In view of the above arguments, there is a strong need for less invasive devices that can provide quantitative measurements in tasks related to upper-extremeity motor function. Preferably, such a device should allow for portability and be low-cost to reach large populations.

C. Low-Cost Rehabilitation at Home

Rehabilitation follows standard practice and frequently requires one-on-one interaction with a therapist for extended periods of time. For these reasons, robotic devices have emerged to deliver higher-dosage and higher-intensity training for patients with movement disorders such as cerebral palsy and stroke [16]–[17][18][19]. However, while effective, robotic therapy is expensive and to date can only be used in clinical settings. To increase the volume in therapy, lower-cost devices that can be used at home are urgently needed.

Performance improvements with predominant home training are indeed possible. This was demonstrated by pediatric constraint-induced movement therapy (CIMT) for children with hemiparetic CP [20], [21]. Further, it was shown that even children with severe dystonia can improve their performance if they use an interface or device that enables and facilitates their severely handicapped movements [22].

A portable low-cost device for home use that is able to provide reliable quantitative measurements would help address the above shortcomings. Measurements could also be streamed to careproviders on a secure cloud protocol, for diagnosis of interventions, analysis of therapeutic outcomes, and further follow up.

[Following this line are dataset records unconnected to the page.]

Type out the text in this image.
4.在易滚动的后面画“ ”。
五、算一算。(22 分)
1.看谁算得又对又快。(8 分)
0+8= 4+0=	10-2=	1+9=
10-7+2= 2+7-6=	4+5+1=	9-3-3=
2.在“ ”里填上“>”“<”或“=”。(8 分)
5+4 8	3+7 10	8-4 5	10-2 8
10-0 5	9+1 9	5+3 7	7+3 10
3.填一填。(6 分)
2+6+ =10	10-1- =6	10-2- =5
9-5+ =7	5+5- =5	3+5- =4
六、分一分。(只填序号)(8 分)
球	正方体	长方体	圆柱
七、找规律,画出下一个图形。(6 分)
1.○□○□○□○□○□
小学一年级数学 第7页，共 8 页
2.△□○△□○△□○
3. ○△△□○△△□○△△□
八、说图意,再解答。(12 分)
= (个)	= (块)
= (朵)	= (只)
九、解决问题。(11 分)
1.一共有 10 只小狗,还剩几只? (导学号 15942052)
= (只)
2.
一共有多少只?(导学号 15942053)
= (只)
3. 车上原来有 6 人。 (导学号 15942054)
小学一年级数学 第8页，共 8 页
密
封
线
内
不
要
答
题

D. Theoretically-Grounded Rehabilitation

Motor tasks for home therapy should be engaging to avoid boredom and attrition and should also have functional relevance. With this goal in mind, we developed a motor task that was motivated by the daily self-feeding activity of leading a cup of coffee or a spoon filled with soup to the mouth. The core challenge of actions of this kind is that moving such an object with sloshing liquid presents complex interaction forces: any force applied to the cup also applies a force to the liquid that then acts back on the hand. When such internal dynamics is present, interaction forces become quite complex, and the human performing the task needs to predict and preempt the internal dynamics of the moving liquid. Clearly, better understanding task is like guiding a cup of coffee to one’s mouth or a spoonful of soup has high functional relevance. While many such functional tasks have been developed for rehabiltation (e.g., the box-and-block and the pegboard task), the quantitative assessment should allow for more than descriptive outcome measures such as error or success rate. Monitoring the ‘process’ continuously should provide more detailed insight into coordinative challenges. This is indeed possible in the task of guiding a cup of coffee as we explain next.

In previous research, we abstracted a relevant, yet simplified model task, inspired by guiding a cup of coffee [23]–[24][25][26]. To reduce the complexity and afford theoretical analyses, the “cup of coffee” was simplified to a rigid object with a rolling ball inside. The rolling ball represents the moving liquid; this is also similar to the children’s game of transporting an egg in a spoon [27]. Fig.1A-C shows the transition from the real object to the simplified physical model. Importantly, the original task (Fig.1A) was reduced to a two-dimensional model, where the subject interacts with the object via a robotic manipulandum. The virtual model consists of a cart with a suspended pendulum, a well-known benchmark problem in control theory.

FIGURE 1.Model for the task of carrying a cup of coffee. A: The real object. B: The simplified physical model. C: The equivalent cart-and pendulum model implemented in the virtual task.